Il n’y a d’homme que celui qui a beaucoup voyagé, qui a changé vingt fois la forme de sa pensée et de sa vie. Alphonse de Lamartine

La vie nomade possède des règles simples, marcher, encore marcher, toujours marcher sous un soleil de plomb, où chaque pas rapproche de la soif. Durant plusieurs jours, les Touaregs et leur caravane de sel se déplacent vers leur destination en essayant de rallier les points d’eau identifiés, sans être sûr d’y découvrir l’or bleu. L’arrivée au puits résonne comme une délivrance. Le delou[1] est à même le sol, prêt à remplir son rôle de porteur d’eau, entraîné par la ronde interminable des chameaux. Dans l’abri construit en sable, terre, pierres et crottes de chameau, chacun retrouve sa théière, ses couvertures, sa menassa[2] ou son mejemar[3]. Personne n’y a touché, chacun respectant le matériel déposé par ses prédécesseurs. Mieux encore, un cornet plastique pend sous les poutres de bois et protège son précieux contenu constitué de thé vert, de menthe et de sucre ; tout pour permettre au prochain visiteur de se préparer un breuvage réconfortant, chaud, doux et amer à la fois, essentiel à la vie, qui sait, à la survie. C’est une des règles sacrées du désert.

 

Dans notre monde occidental, je m’étonne parfois de constater que, malgré les crises et les difficultés, l’homo sapiens présente une amnésie en regard du voyageur qui pourrait passer par là. Chacun semble jouer sa propre carte, quand ce n’est pas des coudes, pour obtenir ce qu’il veut, pour lui et lui seul.
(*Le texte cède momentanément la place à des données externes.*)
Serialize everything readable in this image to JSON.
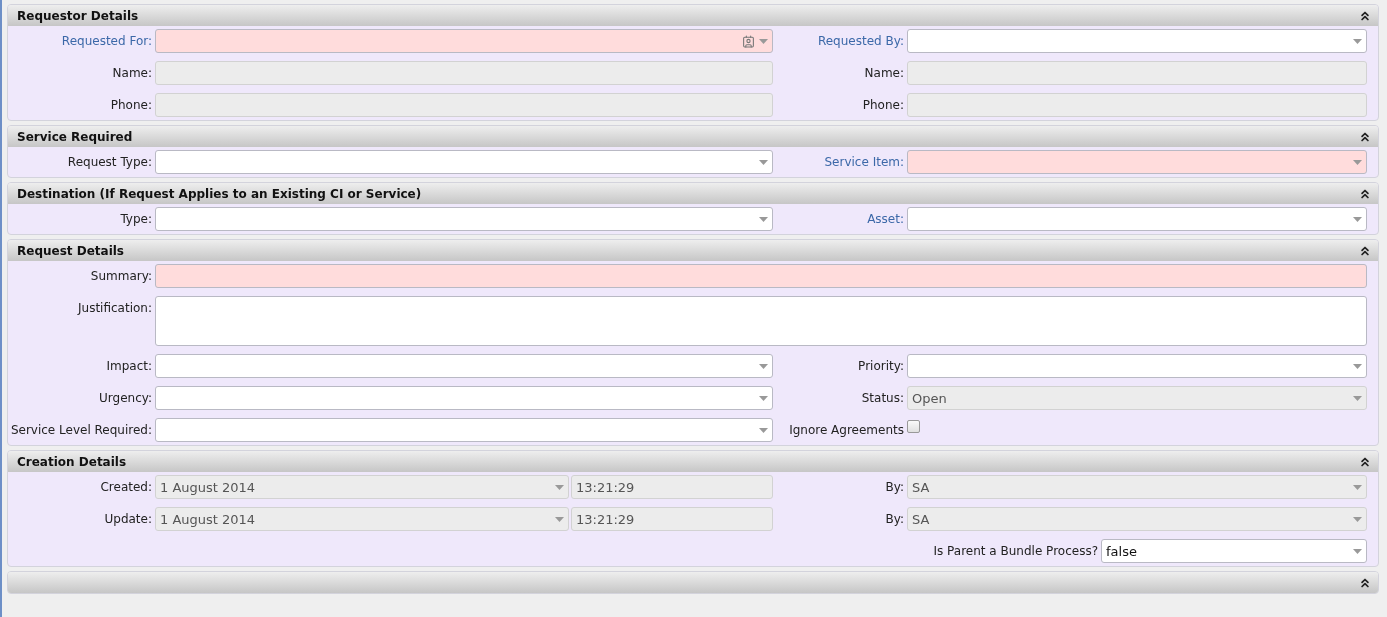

La solidarité, le respect, le partage et la portion du voyageur ne seraient-elles pas des valeurs qui se diluent au cœur des temps modernes ?

 

Et si … dès maintenant, j’imaginais voyager avec l’essentiel en me faisant confiance et en offrant mon surplus pour les suivants, l’autre qui pourrait en avoir bien besoin !



[1] Poche de cuir, confectionnée de manière artisanale, pour puiser de l’eau

[2] Sorte d’écuelle en cuivre aux milles utilisations, boire, préparer les galettes, ou encore creuser.

[3] Sorte de foyer mobile en forme de cuvette munie d’un manche, destiné à maintenir les braises en activité.